No siempre fue así pero, ahora, tumbado en una banca, desparramado como un capote en el macetero del zaguán una noche cualquiera de lluvia, sigue atrapado en una profunda depresión con aroma de infortunio. Desde que trató de tomar para sí a aquella infame vestal que lo hizo enfrentarse con la realidad de su sórdida existencia, pasa los días arrinconado en ese lugar, casi inerte, en total desánimo y sin la mínima intención de devolver un saludo. Nada de lo que ha hecho en la vida le servirá para vencer en la lid que, por influjo del destino, se siente obligado a librar; nada le es útil para afrontar y salir victorioso en la conquista de lo único que ha deseado con vehemencia a través de los años idos. Jamás se imaginó víctima de ese abatimiento, de esa melancolía galopante, de esa postración ante propios y extraños en los lugares que antes alegraba con su presencia. Cualquier intento de conversación sucumbe ante el pesado ambiente que lo rodea, tan pesado y oscuro como el tufo que acompaña a la muerte. El espacio y el tiempo dejaron de confundirlo hace meses: vive inmerso en sus límites aunque no le significan mucho. Todo le da igual. Su vida ya no tiene sentido; sólo la esperanza de que aquello mejore lo mantiene con vida mientras encuentra alguna mejor actitud que lo ayude a salir de ahí.

Mantenerse vivo hasta que algo suceda; una filosofía puntal, una forma de subsistencia optimista, triunfante. Mantenerse vivo es persistir con la mínima expresión corporal, en una introversión explosiva que rebasa por mucho los límites espaciales que reclama el cuerpo para sí. Se vive hacia el interior porque el ambiente externo es hostil; la voluntad enflaquece y la prudencia se exacerba. Frente a esa situación, lo más sencillo para el juez imprudente es dictar sentencia condenando por cobardía. El fallo está dado y, ahora, ya es muy tarde para resarcir el daño infligido a sus padres, pero es el momento justo para corregir el rumbo de su penosa existencia. Los embates de su conflicto interior se van diluyendo en los sentimientos de comprensión y en la aceptación de las propias culpas, dando paso a una etapa de atrición, de arrepentimiento purificador imperfecto que promete remendar los desgarrones si logra permanecer sometido a su cordial reparo.
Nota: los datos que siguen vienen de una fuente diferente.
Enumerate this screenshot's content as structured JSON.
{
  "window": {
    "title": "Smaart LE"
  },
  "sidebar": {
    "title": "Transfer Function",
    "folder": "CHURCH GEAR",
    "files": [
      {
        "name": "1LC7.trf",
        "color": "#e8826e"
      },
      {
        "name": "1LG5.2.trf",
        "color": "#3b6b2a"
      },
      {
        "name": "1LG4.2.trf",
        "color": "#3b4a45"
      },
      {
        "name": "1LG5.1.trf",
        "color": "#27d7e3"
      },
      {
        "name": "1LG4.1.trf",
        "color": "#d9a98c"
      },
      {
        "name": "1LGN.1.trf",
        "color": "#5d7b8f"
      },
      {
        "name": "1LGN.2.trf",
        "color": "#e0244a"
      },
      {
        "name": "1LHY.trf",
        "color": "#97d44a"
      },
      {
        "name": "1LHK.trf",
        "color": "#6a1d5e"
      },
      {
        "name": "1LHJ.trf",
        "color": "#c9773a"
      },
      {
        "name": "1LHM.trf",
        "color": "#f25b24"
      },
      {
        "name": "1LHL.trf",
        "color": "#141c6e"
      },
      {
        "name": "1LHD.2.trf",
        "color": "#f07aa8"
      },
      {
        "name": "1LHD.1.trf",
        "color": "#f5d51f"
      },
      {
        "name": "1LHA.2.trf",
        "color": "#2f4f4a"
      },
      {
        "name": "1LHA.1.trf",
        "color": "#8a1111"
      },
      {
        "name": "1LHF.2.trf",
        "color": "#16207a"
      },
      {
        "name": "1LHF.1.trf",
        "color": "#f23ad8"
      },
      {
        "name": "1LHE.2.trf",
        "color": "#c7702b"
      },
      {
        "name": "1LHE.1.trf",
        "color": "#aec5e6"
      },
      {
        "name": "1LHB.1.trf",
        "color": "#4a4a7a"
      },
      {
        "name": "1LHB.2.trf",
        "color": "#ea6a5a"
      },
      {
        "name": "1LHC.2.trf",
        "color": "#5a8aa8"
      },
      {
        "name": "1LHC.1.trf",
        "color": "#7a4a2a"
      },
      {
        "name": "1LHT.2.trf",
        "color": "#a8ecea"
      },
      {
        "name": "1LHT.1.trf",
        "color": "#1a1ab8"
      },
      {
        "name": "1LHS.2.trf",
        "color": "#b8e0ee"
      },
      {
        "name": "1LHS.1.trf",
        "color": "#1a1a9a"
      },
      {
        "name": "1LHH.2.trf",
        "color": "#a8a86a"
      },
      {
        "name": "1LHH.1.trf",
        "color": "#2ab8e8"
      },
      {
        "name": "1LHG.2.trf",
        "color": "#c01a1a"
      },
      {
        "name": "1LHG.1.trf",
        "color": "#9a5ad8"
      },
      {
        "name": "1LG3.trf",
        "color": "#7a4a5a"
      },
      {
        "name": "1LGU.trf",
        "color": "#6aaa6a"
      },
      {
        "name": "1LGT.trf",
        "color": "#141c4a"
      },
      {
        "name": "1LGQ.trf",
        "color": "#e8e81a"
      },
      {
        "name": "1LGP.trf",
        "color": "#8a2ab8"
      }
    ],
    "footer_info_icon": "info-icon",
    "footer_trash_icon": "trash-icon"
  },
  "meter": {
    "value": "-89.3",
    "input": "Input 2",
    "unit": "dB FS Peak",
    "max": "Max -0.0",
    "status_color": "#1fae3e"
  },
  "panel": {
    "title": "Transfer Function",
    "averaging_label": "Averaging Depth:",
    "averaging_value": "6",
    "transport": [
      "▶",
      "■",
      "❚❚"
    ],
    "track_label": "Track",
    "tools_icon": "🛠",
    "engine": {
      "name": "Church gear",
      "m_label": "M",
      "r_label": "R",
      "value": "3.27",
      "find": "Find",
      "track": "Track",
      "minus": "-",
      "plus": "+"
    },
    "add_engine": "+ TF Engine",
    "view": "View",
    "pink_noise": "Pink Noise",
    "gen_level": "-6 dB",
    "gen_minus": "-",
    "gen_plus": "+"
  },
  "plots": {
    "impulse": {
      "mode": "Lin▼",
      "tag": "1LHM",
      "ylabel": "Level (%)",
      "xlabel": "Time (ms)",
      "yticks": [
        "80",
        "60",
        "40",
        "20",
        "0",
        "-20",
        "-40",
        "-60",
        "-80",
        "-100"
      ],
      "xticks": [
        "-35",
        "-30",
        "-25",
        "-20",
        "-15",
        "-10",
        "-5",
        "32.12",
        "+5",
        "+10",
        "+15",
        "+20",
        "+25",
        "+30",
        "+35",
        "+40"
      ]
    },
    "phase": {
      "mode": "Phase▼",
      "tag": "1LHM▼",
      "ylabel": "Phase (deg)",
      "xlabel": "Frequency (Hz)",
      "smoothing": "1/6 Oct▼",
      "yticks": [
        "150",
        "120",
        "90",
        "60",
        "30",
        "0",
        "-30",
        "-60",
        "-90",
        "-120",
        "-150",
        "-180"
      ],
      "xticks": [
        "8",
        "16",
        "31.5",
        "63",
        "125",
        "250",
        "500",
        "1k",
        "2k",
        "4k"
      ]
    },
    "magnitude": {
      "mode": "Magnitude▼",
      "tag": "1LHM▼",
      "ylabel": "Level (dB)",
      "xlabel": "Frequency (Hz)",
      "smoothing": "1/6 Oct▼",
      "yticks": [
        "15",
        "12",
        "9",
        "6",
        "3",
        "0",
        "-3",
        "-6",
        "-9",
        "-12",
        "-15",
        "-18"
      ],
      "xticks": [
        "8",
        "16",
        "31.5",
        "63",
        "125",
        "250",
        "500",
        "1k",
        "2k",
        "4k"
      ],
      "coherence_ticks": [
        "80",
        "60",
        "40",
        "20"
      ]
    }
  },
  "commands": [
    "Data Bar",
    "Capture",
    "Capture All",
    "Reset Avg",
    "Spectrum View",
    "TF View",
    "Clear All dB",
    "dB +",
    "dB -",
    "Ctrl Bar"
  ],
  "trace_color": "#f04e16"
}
Y todo por unos tobillos. No son su fetiche: fue lo primero que vio de aquella expresión incólume cuando cruzó ante sus ojos mientras él, humillado en genuflexión, se amarraba las agujetas de los zapatos recién boleados. Desde ese momento se estableció el tenor de la relación. No fueron los tobillos en sí, ni el acento del paso seguro y discreto; no fue el contoneo rítmico del cuerpo, ni la mirada altiva y vanidosa; fue un golpe de atracción discriminante que tenía un destino grabado con nombre y apellido, fue un flujo magnético que a nadie más afectaba; el clavo estaba hincado, anclado, soterrado. Martín Calavera estaba sometido.